The draft EU-Turkey Refugee Action Plan agreed in Brussels by EU leaders last week risks bringing shame on Europe, according to a leading British MEP responsible for Turkey's EU accession negotiations. Two million Syrian refugees are being treated as bargaining chips, with the result potentially being European complicity in rigging Turkey's 1 November elections, Richard Howitt MEP says. Turkey must not be allowed to 'buy' silence from Europe over intimidation of opponents and journalists, the British Labour Euro MP writes, in an article published today (Monday 19 October) by one of Europe's leading news services.
Richard Howitt MEP, Foreign Affairs Spokesperson for Socialists and Democrats, the second largest group in the European Parliament, writes:
"Is Europe's refugee crisis so distorting its political judgement that the European Union is entering in to what Turkey's own pro-Government newspapers have called a 'bloody exchange'?"
"In which other country would independent television channels be blocked, journalists arrested and opposition parties too frightened to hold campaign rallies in advance of an election - yet the European Union stay virtually silent in response?
"The view in the corridors in Brussels is that Erdogan feels he can 'turn on-and-off the taps' of refugee flows, effectively holding the European Union to ransom.
"And the charge is that a petrified European Union is acceding to the blackmail, and about to be hand over a pay-off of up to €3billion in response."
Citing the prediction from an often reliable government whistleblower before last weekend's deadly peace rally bombing, claiming that the governing AK Party itself would wage violence against political rallies, as part of an electoral strategy in advance of the elections, Richard Howitt MEP comments:
"Tell the families of the 99 dead, that Europe is negotiating a deal in which it pronounces Turkey to be a "safe" country, for the purposes of immigration, but not for its own population."

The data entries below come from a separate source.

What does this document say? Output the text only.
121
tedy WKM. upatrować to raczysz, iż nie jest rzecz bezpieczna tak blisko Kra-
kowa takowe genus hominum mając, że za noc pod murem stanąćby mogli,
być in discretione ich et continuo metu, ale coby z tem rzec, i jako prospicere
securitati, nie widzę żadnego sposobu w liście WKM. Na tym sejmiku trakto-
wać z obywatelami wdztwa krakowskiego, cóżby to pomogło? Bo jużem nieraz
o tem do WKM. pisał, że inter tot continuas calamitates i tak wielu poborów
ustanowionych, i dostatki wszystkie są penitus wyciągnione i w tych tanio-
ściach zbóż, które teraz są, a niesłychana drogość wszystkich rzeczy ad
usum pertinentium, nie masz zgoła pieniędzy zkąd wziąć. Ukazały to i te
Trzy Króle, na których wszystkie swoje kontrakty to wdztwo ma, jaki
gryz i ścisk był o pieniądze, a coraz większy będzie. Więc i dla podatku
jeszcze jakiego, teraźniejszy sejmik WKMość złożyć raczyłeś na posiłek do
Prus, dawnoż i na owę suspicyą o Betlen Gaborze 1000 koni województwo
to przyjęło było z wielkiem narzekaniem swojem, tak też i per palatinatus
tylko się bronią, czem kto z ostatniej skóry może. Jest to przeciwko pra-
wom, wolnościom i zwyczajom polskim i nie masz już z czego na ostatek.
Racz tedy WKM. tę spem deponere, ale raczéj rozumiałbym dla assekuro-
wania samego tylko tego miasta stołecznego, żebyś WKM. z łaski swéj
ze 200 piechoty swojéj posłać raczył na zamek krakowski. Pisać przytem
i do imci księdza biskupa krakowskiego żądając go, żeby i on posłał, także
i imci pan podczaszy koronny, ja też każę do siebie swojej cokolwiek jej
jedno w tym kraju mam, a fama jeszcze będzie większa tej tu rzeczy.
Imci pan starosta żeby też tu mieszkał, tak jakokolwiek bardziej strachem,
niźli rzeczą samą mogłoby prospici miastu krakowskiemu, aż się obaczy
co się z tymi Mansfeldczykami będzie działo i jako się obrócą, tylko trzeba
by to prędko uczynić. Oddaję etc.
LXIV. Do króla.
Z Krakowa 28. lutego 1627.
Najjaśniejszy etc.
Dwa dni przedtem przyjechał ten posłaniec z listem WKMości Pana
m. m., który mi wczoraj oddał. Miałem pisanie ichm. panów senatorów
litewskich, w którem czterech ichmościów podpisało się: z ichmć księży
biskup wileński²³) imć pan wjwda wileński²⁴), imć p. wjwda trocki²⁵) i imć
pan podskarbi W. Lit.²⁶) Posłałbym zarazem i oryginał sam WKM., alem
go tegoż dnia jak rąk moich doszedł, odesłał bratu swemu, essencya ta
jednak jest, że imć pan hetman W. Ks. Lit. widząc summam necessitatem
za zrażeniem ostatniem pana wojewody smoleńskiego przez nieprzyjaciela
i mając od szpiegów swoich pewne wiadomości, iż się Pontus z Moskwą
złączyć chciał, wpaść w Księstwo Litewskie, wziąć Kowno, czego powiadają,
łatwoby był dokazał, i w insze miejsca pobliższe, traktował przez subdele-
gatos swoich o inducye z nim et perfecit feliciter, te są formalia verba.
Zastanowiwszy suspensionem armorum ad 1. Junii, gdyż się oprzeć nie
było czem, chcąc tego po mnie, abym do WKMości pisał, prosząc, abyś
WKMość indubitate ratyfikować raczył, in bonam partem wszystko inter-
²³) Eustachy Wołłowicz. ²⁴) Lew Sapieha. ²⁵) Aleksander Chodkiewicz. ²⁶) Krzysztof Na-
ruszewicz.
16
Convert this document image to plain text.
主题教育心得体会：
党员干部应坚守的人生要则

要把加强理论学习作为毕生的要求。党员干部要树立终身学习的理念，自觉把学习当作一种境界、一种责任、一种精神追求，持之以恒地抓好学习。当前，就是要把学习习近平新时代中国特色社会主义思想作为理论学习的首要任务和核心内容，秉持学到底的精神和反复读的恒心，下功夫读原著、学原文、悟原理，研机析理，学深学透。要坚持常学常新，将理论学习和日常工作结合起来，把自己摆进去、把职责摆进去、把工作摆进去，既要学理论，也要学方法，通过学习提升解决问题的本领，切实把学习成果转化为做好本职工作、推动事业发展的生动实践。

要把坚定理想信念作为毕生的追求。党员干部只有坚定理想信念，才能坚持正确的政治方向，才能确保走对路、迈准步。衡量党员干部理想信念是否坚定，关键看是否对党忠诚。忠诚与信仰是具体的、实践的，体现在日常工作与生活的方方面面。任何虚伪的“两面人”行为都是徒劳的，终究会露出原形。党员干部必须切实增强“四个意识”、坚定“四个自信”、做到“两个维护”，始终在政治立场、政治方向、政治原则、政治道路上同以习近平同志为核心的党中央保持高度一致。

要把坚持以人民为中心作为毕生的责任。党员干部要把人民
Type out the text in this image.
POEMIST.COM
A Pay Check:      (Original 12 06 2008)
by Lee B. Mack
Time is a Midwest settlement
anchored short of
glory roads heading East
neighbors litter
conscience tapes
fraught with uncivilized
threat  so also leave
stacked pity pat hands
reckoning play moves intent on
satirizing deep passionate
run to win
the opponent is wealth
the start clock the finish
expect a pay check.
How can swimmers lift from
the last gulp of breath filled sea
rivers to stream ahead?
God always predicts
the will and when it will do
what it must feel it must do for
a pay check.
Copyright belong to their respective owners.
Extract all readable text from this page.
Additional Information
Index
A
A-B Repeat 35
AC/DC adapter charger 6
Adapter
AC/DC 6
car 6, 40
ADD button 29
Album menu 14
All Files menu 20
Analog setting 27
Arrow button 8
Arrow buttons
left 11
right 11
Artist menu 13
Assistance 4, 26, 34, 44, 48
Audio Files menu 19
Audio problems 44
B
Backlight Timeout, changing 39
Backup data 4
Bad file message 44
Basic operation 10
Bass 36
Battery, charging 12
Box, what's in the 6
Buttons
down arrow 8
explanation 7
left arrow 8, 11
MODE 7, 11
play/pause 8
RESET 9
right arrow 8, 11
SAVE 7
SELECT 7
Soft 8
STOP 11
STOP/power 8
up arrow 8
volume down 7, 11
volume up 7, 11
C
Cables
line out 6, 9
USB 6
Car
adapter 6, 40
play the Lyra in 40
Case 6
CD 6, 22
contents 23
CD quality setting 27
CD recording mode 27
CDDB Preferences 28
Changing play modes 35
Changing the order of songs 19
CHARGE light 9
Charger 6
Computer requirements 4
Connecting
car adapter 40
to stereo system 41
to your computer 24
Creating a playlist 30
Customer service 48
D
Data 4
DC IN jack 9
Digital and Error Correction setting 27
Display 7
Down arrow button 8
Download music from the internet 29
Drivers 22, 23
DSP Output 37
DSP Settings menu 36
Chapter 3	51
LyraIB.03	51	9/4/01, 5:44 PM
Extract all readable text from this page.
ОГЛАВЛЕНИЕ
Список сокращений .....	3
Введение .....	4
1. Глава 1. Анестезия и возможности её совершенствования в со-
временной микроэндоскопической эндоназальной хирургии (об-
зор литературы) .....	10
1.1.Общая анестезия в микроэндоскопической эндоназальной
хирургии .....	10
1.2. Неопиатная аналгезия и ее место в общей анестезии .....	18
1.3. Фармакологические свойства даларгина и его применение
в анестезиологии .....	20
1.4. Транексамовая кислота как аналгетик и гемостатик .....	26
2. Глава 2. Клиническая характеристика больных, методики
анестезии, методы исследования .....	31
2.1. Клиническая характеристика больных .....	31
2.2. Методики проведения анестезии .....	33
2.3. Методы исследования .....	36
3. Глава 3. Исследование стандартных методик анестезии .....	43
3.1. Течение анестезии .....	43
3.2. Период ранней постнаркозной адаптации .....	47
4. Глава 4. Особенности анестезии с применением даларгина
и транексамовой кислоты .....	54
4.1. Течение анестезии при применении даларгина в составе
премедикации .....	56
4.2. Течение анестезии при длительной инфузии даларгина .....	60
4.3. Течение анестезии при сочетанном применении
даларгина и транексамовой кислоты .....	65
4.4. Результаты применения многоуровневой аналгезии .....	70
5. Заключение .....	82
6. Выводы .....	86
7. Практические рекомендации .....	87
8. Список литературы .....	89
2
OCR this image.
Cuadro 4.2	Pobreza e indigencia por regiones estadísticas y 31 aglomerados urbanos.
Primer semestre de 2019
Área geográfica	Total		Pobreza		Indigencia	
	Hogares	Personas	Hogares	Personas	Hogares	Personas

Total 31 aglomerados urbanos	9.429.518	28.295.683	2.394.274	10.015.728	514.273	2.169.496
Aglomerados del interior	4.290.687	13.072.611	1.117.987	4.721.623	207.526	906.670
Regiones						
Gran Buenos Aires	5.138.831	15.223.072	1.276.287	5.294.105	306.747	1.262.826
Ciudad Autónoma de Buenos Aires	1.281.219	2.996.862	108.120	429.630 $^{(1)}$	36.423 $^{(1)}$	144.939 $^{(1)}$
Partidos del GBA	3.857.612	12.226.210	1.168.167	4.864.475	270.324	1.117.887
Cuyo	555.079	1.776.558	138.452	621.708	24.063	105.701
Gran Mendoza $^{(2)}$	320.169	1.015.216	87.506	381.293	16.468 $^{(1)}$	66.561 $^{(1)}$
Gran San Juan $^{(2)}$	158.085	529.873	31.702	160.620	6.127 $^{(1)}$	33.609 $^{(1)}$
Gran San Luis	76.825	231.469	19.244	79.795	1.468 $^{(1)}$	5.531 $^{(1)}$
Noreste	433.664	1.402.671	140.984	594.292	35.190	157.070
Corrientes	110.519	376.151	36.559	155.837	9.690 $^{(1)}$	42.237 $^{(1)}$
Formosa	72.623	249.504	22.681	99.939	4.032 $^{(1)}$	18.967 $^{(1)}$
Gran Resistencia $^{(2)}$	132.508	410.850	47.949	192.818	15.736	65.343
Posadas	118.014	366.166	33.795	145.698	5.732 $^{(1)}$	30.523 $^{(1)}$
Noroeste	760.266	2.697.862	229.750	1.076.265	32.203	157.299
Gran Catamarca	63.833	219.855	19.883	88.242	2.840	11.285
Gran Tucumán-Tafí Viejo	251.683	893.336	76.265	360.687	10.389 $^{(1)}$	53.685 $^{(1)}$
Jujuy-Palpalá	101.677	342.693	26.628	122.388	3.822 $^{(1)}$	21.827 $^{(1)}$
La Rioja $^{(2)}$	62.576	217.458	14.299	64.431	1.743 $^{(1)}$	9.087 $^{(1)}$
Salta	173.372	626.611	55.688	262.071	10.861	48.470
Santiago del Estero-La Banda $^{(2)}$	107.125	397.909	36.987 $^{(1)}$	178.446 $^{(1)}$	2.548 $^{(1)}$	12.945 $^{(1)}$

Richard Howitt MEP questions why there has been a "highly unusual" postponement of the eagerly anticipated publication of the annual 'progress report' on Turkey's EU accession prospects.
Warning that the European Union must not make an historic mistake in the 'cash for cooperation' deal, Richard Howitt MEP concludes: "Europe must be careful that it is not only being blackmailed, but being swindled too. "There are serious questions as whether Erdogan can deliver on his promises?
"If Erdogan loses the November elections and runs away, European inaction now will look shameful.
"If Erdogan wins the election using European endorsement and European money, that shame could last for a very long time indeed."